When Junior Seau committed suicide last year, amid the reactions of shock and despair, there were many cautioning for patience before jumping to conclusions. Even if Seau’s pattern of behavior prior to his suicide suggested that he was suffering from the long-term effects from a lifetime of playing football, we didn’t know for sure.

Now we know for sure and we know the suspicions of many are confirmed. Not that it wasn’t right to withhold judgment until now.

Three independent neuropathologists from outside the NIH were given unidentified tissue from three different brains; one belonged to Seau, another to a person who had suffered from Alzheimer’s Disease, and a third from a person with no history of traumatic brain injury or neurodegenerative disease.

Dr.
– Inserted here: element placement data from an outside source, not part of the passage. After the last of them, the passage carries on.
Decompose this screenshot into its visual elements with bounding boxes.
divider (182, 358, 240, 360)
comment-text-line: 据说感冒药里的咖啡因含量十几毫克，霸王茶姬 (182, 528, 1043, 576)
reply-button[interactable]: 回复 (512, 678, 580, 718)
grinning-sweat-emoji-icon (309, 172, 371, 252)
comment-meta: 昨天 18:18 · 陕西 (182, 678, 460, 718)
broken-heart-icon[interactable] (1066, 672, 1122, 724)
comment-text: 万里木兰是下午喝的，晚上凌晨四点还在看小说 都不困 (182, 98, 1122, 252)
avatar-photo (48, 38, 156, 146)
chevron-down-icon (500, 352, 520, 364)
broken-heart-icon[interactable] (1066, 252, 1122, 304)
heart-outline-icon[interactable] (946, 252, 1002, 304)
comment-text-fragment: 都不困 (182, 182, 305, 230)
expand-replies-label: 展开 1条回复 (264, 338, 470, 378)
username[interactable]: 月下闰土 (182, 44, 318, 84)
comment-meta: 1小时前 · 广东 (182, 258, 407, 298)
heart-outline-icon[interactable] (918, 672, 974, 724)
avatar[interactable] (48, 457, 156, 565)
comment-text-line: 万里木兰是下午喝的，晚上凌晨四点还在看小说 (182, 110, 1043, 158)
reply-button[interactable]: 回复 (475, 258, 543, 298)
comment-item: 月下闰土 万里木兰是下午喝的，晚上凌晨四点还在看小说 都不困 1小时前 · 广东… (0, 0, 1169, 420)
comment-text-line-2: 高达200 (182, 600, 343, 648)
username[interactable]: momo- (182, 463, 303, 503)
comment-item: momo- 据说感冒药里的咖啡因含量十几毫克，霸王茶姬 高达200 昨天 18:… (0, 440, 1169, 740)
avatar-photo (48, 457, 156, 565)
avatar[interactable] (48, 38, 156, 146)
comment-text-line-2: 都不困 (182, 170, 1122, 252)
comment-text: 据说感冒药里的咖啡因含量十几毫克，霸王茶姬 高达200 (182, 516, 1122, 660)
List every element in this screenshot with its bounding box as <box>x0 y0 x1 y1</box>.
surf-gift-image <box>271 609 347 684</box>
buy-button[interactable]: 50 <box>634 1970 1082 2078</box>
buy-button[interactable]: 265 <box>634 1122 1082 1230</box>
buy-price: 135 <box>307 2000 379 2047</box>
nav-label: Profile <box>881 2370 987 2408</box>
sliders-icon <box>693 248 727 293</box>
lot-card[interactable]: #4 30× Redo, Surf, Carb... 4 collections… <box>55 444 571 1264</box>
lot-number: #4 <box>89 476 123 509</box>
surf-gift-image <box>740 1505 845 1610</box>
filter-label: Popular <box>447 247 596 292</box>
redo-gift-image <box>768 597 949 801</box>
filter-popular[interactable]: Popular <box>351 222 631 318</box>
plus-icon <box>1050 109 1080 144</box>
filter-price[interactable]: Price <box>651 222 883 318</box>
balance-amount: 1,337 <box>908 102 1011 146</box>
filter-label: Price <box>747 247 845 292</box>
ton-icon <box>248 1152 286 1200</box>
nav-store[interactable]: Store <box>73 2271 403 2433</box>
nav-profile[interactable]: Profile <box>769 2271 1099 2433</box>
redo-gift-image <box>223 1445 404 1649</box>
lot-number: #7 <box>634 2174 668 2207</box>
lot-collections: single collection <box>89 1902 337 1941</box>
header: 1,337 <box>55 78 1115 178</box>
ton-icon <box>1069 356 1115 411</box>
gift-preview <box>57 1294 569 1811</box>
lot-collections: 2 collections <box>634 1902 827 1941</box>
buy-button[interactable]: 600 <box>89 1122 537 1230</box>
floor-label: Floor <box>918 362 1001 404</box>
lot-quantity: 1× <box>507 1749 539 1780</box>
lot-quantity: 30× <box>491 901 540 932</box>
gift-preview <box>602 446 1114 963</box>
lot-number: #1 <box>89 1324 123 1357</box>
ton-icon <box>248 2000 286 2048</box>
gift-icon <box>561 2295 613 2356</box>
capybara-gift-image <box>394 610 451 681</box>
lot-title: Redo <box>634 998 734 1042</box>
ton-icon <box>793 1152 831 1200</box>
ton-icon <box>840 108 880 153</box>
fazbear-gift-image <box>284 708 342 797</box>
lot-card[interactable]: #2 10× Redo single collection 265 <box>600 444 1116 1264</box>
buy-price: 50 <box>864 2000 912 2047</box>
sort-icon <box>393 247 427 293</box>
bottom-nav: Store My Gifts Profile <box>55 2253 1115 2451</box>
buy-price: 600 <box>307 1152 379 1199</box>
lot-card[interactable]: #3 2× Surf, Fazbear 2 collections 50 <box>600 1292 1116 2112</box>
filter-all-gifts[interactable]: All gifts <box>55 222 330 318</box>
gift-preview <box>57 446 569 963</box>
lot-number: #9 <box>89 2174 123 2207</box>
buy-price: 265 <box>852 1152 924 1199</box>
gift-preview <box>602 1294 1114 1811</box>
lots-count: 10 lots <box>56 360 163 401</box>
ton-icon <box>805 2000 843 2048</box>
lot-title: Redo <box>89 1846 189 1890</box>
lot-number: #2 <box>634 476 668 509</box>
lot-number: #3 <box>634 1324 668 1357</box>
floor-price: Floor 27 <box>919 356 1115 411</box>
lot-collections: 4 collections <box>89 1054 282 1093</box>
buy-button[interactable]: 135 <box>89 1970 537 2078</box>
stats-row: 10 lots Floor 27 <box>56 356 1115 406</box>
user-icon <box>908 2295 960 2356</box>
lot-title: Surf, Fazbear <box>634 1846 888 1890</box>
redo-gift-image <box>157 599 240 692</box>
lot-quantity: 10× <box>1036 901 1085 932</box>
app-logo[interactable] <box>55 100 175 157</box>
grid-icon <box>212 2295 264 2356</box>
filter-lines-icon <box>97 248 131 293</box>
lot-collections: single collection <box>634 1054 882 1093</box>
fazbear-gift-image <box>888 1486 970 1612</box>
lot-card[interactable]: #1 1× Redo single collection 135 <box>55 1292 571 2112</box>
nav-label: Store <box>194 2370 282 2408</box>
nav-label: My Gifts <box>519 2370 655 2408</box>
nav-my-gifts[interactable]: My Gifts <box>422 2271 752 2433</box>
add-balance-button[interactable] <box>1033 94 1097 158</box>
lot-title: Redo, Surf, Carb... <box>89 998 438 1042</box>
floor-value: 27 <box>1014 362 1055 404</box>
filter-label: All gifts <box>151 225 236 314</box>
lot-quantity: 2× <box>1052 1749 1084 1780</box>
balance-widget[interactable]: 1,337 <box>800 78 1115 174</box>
Lonser said the three experts independently arrived at the same conclusion as two other government researchers: that Seau’s brain showed definitive signs of CTE. Those signs included the presence of an abnormal protein called “tau” that forms neurofibrillary tangles, effectively strangling brain cells.

A statement released by the NIH said the tangles were found “within multiple regions of Mr. Seau’s brain.” In addition, the statement said, a small region of the left frontal lobe showed “evidence of scarring that is consistent with a small, old traumatic brain injury.”

The finding itself won’t have clear ramifications on the future of the sport and the lawsuit brought by former players against the league, but is the most high-profile case yet of a deceased player whose CTE was sustained as a result of playing football. That’s a problem for a lot of people.